Саднящая боль пронзила челюсть еще до того, как он увидел клинок и ощутил теплую кровь на холодной коже. Пустяки. Теперь можно подобраться ближе. Ример ударил. Кончик меча оцарапал бедро Свартэльда. На замерзший пол капнула красная кровь. Но Свартэльд не позволил остановить себя, и сам останавливаться не собирался. До тех пор, пока один из них не умрет.
– Эта война ведется не здесь, – прохрипел Ример. Его тело устало слишком быстро. Он вспомнил, как в прошлый раз пытался что-то объяснить жадным до крови мужчинам. Колкаггам. Своим. В Блиндболе. Они не желали слушать. Мастер тоже не станет. Но что еще он мог сделать? Только повторить попытку.
– Свартэльд, то, что мы делаем здесь, не играет никакой роли. Война с трупорожденными происходит там, где она. Не у нас.
– Но мы здесь, Ример. Мы здесь! И больше нигде!
Мастер напал на него с серией мощных ударов. Ример отражал их. Клинки пели, соприкасаясь друг с другом. Костяшки пальцев болели от напряжения. Боль шла изнутри, словно каждая кость тела могла в любой момент разлететься на кусочки. Последний удар Ример блокировал слишком поздно. Плечо пронзила боль. Это уже было серьезно. На рубашке появилась окровавленная прореха. Волосы липли к ране. Он тяжело дышал.
Тренировка. Это просто тренировка. Мы делали это много раз.

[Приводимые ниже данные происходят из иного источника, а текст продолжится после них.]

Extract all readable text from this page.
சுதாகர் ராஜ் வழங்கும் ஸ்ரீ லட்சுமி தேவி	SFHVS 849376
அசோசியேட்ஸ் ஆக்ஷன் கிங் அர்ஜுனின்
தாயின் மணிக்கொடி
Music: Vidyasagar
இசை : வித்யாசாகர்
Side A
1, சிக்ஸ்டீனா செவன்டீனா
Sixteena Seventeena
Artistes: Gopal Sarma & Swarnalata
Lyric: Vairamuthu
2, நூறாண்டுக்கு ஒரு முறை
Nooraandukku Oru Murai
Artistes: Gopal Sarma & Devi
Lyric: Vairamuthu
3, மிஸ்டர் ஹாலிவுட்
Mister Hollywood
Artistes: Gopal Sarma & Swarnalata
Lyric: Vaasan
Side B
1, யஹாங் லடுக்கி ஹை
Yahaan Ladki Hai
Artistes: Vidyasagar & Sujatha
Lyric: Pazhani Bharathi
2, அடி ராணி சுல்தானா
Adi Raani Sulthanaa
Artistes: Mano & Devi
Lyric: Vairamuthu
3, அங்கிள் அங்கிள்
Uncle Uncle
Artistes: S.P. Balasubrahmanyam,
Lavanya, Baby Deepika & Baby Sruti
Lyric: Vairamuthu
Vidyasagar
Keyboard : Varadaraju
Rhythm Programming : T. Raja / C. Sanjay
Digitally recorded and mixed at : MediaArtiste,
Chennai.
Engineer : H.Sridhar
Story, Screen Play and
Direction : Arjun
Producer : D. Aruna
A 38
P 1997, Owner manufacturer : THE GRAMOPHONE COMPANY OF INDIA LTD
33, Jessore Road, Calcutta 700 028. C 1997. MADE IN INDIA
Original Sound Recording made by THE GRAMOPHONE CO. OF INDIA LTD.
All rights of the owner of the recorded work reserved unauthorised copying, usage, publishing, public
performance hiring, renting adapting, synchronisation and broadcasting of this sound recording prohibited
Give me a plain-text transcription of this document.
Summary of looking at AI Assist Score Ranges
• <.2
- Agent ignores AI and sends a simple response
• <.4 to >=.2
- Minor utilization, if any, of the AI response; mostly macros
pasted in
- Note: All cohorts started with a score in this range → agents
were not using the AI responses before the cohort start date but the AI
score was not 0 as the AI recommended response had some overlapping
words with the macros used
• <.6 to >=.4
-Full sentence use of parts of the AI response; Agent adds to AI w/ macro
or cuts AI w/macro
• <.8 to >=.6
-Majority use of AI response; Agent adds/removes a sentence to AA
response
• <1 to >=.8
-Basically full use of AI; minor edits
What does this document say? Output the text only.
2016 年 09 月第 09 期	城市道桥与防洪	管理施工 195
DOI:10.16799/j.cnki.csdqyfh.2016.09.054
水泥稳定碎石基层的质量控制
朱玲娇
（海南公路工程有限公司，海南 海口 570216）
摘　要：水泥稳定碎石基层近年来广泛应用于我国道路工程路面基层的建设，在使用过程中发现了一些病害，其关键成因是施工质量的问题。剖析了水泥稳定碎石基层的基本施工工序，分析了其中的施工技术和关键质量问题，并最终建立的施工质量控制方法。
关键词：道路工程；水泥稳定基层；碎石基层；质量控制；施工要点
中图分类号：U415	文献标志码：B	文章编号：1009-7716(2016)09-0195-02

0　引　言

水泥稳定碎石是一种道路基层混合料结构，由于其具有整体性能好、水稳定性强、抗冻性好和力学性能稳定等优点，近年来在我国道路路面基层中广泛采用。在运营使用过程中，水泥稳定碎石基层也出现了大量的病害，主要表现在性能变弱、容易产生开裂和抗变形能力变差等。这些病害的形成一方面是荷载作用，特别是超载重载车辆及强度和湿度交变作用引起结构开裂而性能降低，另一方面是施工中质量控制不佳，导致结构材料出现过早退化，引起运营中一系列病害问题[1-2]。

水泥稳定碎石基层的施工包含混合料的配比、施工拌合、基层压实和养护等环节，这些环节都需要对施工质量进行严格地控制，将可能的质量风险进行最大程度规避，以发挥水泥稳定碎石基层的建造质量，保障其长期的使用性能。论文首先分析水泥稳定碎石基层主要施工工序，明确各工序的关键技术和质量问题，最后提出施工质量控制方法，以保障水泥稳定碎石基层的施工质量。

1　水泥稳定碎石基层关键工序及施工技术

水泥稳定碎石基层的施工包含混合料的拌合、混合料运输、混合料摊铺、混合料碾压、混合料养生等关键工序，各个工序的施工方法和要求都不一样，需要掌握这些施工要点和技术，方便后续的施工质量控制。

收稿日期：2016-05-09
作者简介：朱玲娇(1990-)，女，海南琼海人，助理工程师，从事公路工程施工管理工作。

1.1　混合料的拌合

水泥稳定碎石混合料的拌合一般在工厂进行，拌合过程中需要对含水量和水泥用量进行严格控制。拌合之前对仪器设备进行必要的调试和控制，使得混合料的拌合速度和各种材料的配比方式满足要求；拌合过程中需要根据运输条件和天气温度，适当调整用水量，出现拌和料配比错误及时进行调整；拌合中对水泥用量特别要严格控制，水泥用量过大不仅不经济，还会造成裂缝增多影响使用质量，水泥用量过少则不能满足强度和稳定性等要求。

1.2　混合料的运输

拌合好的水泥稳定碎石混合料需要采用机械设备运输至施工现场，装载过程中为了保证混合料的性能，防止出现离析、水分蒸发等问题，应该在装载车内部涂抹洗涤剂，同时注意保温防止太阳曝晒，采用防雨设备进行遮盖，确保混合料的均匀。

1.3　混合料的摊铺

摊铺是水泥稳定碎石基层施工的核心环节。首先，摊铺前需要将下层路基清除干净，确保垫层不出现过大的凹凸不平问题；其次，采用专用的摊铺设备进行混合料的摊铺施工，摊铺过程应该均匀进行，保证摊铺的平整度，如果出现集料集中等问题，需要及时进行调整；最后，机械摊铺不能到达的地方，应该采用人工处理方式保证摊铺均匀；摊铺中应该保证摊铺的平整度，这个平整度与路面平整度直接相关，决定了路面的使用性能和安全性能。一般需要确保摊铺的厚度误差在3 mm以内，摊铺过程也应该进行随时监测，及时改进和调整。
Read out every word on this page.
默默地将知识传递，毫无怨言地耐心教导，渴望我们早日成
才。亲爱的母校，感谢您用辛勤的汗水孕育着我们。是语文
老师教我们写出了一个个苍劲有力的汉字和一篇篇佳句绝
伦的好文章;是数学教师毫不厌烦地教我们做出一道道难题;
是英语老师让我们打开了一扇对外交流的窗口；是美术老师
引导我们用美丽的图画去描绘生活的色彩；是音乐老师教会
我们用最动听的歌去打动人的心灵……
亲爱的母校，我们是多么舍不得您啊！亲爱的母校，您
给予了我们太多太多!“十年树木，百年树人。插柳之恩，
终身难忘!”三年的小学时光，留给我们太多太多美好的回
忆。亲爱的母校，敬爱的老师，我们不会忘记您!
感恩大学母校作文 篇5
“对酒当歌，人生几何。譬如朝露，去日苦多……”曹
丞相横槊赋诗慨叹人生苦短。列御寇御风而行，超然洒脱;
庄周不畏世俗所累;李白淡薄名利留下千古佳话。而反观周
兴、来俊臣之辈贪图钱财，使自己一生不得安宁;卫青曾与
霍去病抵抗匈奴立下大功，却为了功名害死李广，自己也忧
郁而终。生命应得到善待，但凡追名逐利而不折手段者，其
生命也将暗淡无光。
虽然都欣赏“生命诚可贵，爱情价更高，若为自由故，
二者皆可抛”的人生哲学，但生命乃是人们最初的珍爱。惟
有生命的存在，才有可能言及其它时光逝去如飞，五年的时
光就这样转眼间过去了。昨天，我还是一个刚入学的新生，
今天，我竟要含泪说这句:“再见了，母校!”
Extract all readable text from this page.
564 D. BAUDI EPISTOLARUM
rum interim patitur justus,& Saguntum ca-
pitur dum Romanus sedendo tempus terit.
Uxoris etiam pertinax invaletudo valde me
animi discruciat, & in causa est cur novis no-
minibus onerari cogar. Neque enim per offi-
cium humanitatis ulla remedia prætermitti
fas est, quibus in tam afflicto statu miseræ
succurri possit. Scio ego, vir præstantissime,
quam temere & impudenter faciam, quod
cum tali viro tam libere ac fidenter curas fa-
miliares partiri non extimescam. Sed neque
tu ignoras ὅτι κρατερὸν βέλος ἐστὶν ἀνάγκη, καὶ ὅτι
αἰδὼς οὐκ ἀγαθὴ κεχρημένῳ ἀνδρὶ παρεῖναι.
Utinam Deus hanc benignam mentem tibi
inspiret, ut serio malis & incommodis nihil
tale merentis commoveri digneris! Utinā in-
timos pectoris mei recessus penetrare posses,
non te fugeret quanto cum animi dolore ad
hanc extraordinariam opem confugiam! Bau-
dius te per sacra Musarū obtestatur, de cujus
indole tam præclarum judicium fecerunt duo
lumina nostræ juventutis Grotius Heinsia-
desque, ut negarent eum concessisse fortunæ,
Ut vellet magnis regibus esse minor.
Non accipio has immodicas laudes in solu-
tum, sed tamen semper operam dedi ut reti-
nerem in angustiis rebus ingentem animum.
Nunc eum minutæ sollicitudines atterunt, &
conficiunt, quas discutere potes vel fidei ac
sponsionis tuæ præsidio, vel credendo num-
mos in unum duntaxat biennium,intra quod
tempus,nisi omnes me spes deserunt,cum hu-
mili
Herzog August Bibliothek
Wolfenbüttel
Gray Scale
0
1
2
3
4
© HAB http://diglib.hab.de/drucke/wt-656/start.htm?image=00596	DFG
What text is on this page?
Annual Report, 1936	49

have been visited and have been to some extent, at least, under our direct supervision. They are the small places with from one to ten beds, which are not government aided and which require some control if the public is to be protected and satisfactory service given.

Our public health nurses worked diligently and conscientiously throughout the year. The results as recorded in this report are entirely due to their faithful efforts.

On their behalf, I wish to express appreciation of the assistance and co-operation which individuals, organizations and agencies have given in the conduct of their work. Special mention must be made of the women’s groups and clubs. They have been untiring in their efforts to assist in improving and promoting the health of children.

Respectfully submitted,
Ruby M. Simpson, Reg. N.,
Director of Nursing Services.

Ример слился с Потоком, чтобы заглушить боль. Он прекрасно знал, что мог бы сделать значительно больше, если бы здесь была Хирка. Если бы он смог протянуть Поток через нее. Того, что мог сделать он сам, было катастрофически недостаточно. Ример сменил руку, другая рука больше его не слушалась. У него оставалась лишь воля. Только она вела его вперед.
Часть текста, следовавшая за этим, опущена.